O “Dossiê” conclui que o Manual de Frequência “mantém o reconhecimento da existência de duas formas de registro, sendo que o [S]REP impossibilita as devidas correções de ocorrências em tempo e que [tais ocorrências] poderão gerar problemas mesmo para o servidor que esteja cumprindo suas atividades, assegurados seus direitos pelas legislações vigentes”.

Por outro lado, contraditoriamente, esse manual da Codage reconhece que trabalhos realizados fora da unidade ou fora da USP são atividades de trabalho e, como tal, não podem ser considerados afastamentos, o que os enquadra no âmbito das rotinas de trabalho, no caso realizadas fora do local de lotação do servidor: “Atenção: não se considera afastamento a realização de atividades de trabalho que o funcionário venha a executar fora do seu local habitual de lotação (exemplo: especialista de laboratório em trabalho de campo; secretário que vai participar de encontro institucional em outros campus da própria USP; servidor de unidade do interior que está designado para exercer atribuição em São Paulo, entre outros)”, diz à página 8 o Manual de Frequência.

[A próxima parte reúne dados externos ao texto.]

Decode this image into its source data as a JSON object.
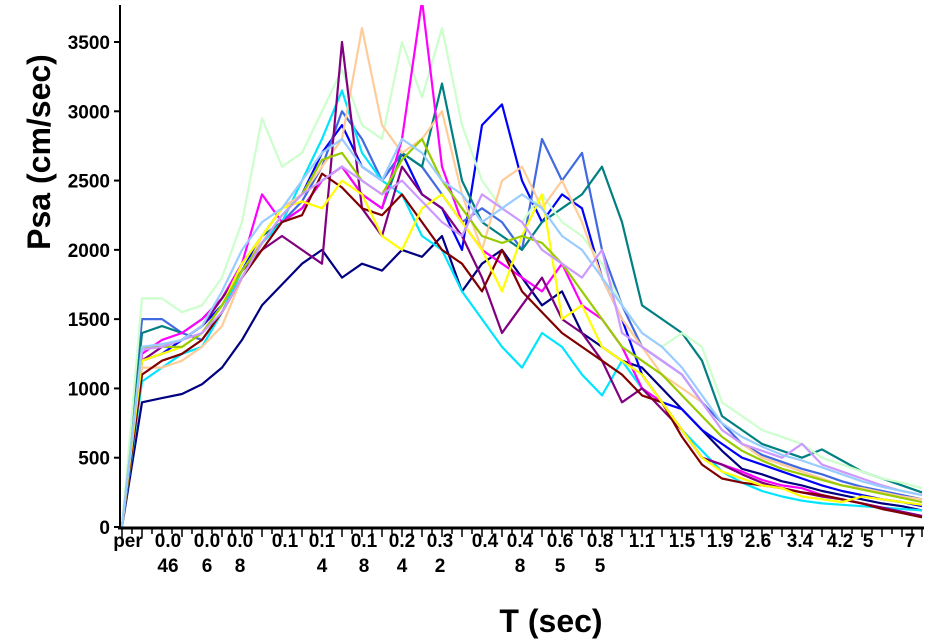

Imagem padronizada e estereotipada de trabalho fabril

As mais contundentes críticas conceituais do “Dossiê” ao SREP são encontradas na seção intitulada “Especificidades da Universidade de São Paulo”, que aponta o caráter fabril e homogeneizador do novo sistema de ponto e suas implicações conflitivas no atual cenário da instituição.

“Entende-se que o registro de ponto manual atualmente é o dispositivo legalmente garantido e que permite, ao mesmo tempo, obedecer à legislação vigente na Consolidação das Leis Trabalhistas (CLT) e às especificidades existentes em diferentes unidades e na Universidade. Além disso, o estabelecimento de controle, aferição e marcação no formato de relógio de ponto eletrônico supõe que a realização de trabalhos na universidade e em suas diferentes unidades dá-se de modo homogêneo, em um mesmo local de trabalho e em um mesmo padrão de horários diários, semanais e mensais”, diz o documento. “Busca equivaler o trabalho universitário a uma imagem padronizada e estereotipada de trabalho em uma fábrica, não considerando a natureza do trabalho realizado na academia e tampouco as novas e diversas modalidades de trabalho existentes nas diferentes organizações e instituições”.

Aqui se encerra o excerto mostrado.